The city’s Department of Planning and Permitting is again under scrutiny, this time for having given approvals to a contractor tied to 17 projects — some of them “monster homes” — despite licensing issues the company had with the state.
DPP had slapped the owners of the 17 properties with violation notices and stop-work orders last month after learning that HH Constructions Inc. and its principle, Xinhui He, had their contractor’s licenses revoked in December by the state Department of Commerce and Consumer Affairs because they did not have valid workers’ compensation insurance. The DPP violation notices gave the property owners until June 21 to obtain contractors with valid state licenses.
DCCA restored the forfeited licenses for HH Constructions and He on June 4 after they were able to show they again had valid workers’ compensation insurance, agency spokesman William Nhieu said.
DPP then gave the owners the go-ahead for work to resume June 5. “The contractors’ licenses were retroactively reinstated, so that eliminated the revocation action (by DPP),” Kathy Sokugawa, acting DPP director, said.
But the pro-construction labor organization that first alerted DPP about the contractor’s problems said that while the contractor, state and city view the matter was resolved, the situation nonetheless raises alarming issues.
“This whole episode of (the contractors) having their licenses forfeited in December and continuing to work, the city not finding out about this until May, and then the contractor being allowed to correct their deficiencies and immediately resume work without penalty reveals a number of flaws in the process,” said Tyler Dos Santos-Tam, executive director of the Hawaii Construction Alliance.
“It definitely reinforces the need for better communication between the state agencies and city agencies, and also highlights that neighbors need to be very vigilant toward what’s going on next to them,” he said. “The state and the city would not have known (work was continuing without licenses) if not for neighbors raising questions.”

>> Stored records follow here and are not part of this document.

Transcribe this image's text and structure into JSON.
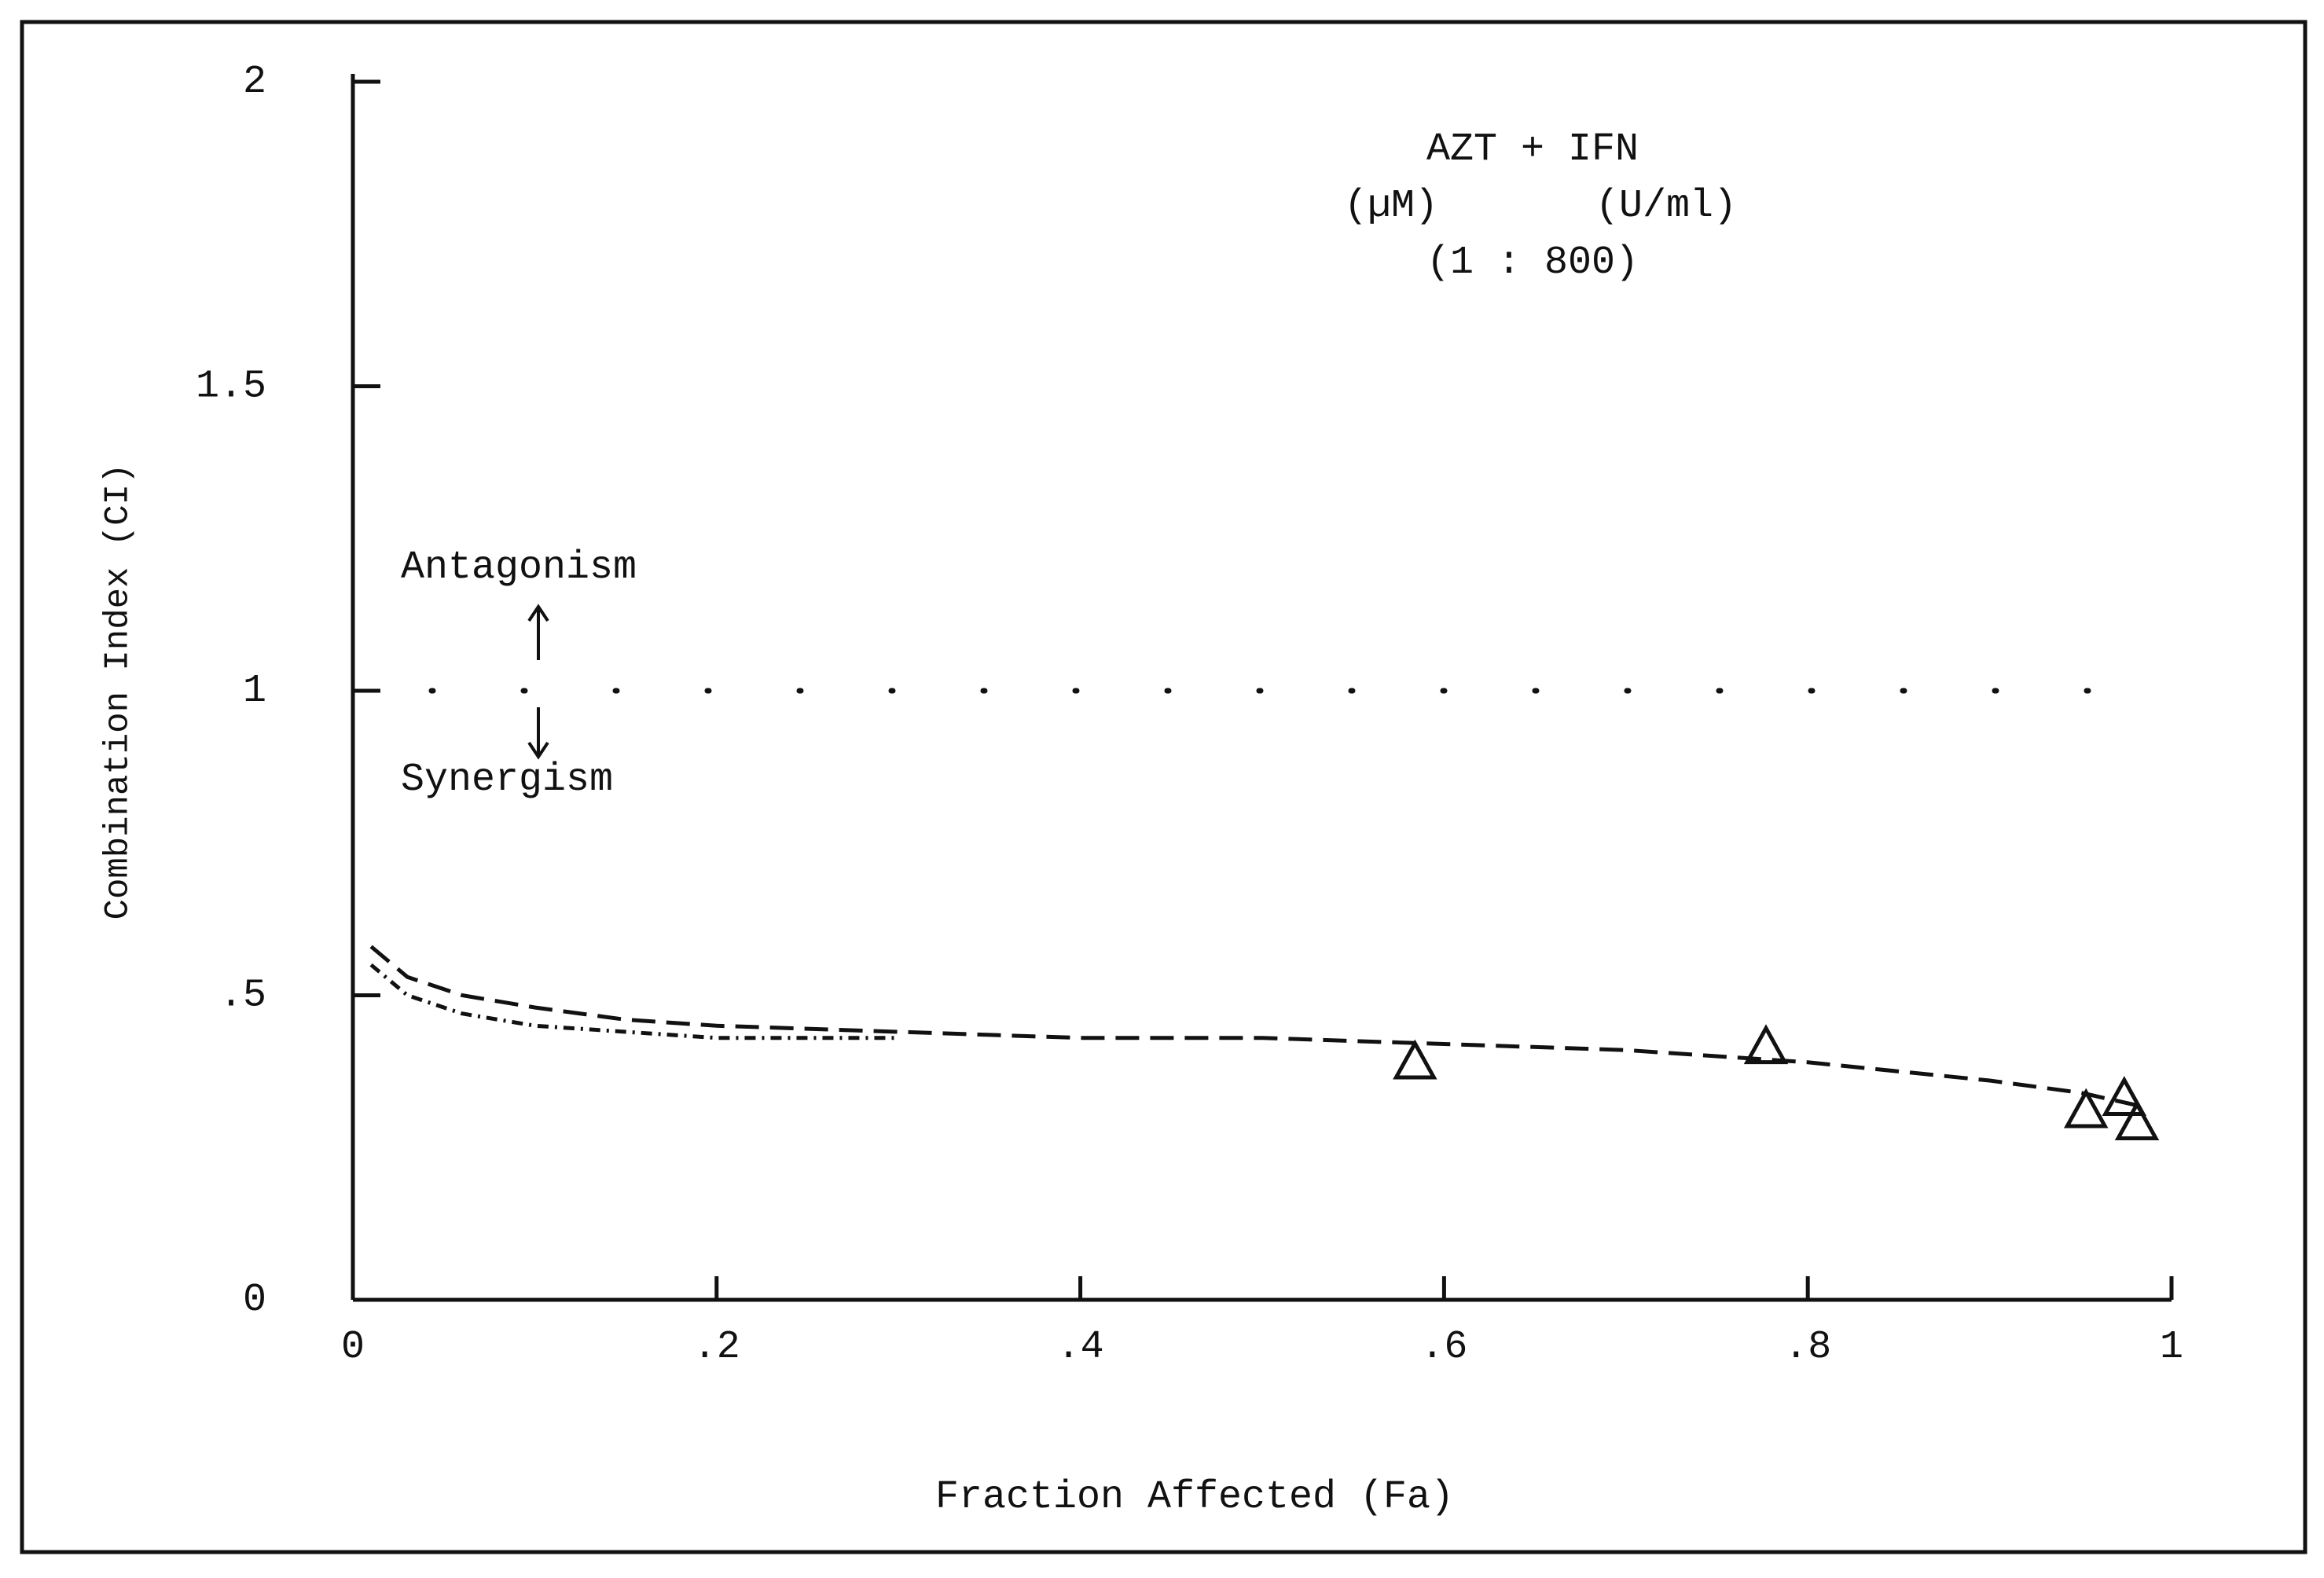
{
  "chart_data": {
    "type": "line",
    "annotations": [
      "AZT + IFN",
      "(µM)",
      "(U/ml)",
      "(1 : 800)",
      "Antagonism",
      "Synergism"
    ],
    "xlabel": "Fraction Affected (Fa)",
    "ylabel": "Combination Index (CI)",
    "x": [
      0.01,
      0.03,
      0.06,
      0.1,
      0.15,
      0.2,
      0.3,
      0.4,
      0.5,
      0.6,
      0.7,
      0.8,
      0.9,
      0.95,
      0.98
    ],
    "series": [
      {
        "color": "#111111",
        "dash": "30 14",
        "values": [
          0.58,
          0.53,
          0.5,
          0.48,
          0.46,
          0.45,
          0.44,
          0.43,
          0.43,
          0.42,
          0.41,
          0.39,
          0.36,
          0.34,
          0.32
        ]
      },
      {
        "color": "#111111",
        "dash": "14 8 3 8",
        "values": [
          0.55,
          0.5,
          0.47,
          0.45,
          0.44,
          0.43,
          0.43,
          null,
          null,
          null,
          null,
          null,
          null,
          null,
          null
        ]
      }
    ],
    "points": {
      "marker": "triangle",
      "x": [
        0.584,
        0.777,
        0.953,
        0.974,
        0.981
      ],
      "y": [
        0.39,
        0.415,
        0.31,
        0.33,
        0.29
      ]
    },
    "reference_line": 1,
    "xlim": [
      0,
      1
    ],
    "ylim": [
      0,
      2
    ],
    "xticks": [
      0,
      {
        "value": 0.2,
        "label": ".2"
      },
      {
        "value": 0.4,
        "label": ".4"
      },
      {
        "value": 0.6,
        "label": ".6"
      },
      {
        "value": 0.8,
        "label": ".8"
      },
      1
    ],
    "yticks": [
      0,
      {
        "value": 0.5,
        "label": ".5"
      },
      1,
      1.5,
      2
    ]
  }
}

Dos Santos-Tam said what’s most troubling to him is that DPP issued building permits to four of the 17 projects in 2018 even though DCCA had already revoked the licenses of HH Constructions and He.
“Someone dropped the ball along the way on the DPP side,” said Dos Santos- Tam, a candidate for the Honolulu City Council 6th District seat.
Asked how construction permits were issued to projects that listed a general contractor without proper contractor’s licenses, Sokugawa said her staff is still looking into what happened.
“We’re supposed to have a list of unlicensed contractors so we cannot issue a building permit if it has somebody’s name listed that is not a licensed contractor,” she said.
Typically, the department’s Posse computer system “imports an updated list of unlicensed contractors from DCCA” once a week, city officials said. “Our clerks search Posse by contractor’s license number to verify that the license is valid before issuing a permit.”
Nhieu, from DCCA, also noted that his department’s website allows the public to search its professional and vocational licensing database, which is updated in real time.
A search of the company’s status on the DCCA website shows HH Constructions’ workers’ compensation policy with HEMIC now good through Dec. 19.
He, in an interview Thursday with the Honolulu Star- Advertiser, said that his secretary failed to make payments while he was away on a trip in China, where he was researching construction materials. That person “was not doing good work” and has been let go, He said.
The Notice of Violations issued to the owners of each of the properties required them to rectify their situations by obtaining new general contractors by June 21.
The owners of all but one of the 17 projects retained HH Constructions as their general contractor when they restarted work earlier this month, city officials said. The one exception listed himself as the contractor, the city said.
Several of the projects that HH Constructions is working on involve monster houses, dwellings that have a large footprint in proportion to their lot sizes. Among them is a controversial three-story house being constructed on Hala Drive in Kamehameha Heights.
Monster houses have become a hot-button issue on Oahu in the past year. Some are illegal, and neighbors in older Oahu neighborhoods consider them a visual blight out of character with their communities, an overburden on existing infrastructure and sometimes associated with illegal activity such as unpermitted boardinghouses, vacation rentals or other businesses.
“We don’t work on any plans that haven’t been approved,” HH Constructions’ He said. “We don’t work without permits. We know it’s going to be a serious problem if we don’t respect the law.”
The construction alliance pointed out that He and HH Constructions, between March 2015 and May 2017, were hit with a combined 19 violations from the federal Occupational Safety and Health Administration.
He admitted that his company has received violations and that he’s paid fines. Most, he said, involve citations of workers who fail to wear the proper equipment when he’s not on job sites. The workers have been admonished, and HH Constructions has not been hit with any new violations in 2018, he said.
His company hires only people who are allowed to work because they are either U.S. citizens or have valid work visas, He said, adding that he’s been working in the construction industry in Hawaii for nearly two decades. “We don’t do anything illegal.”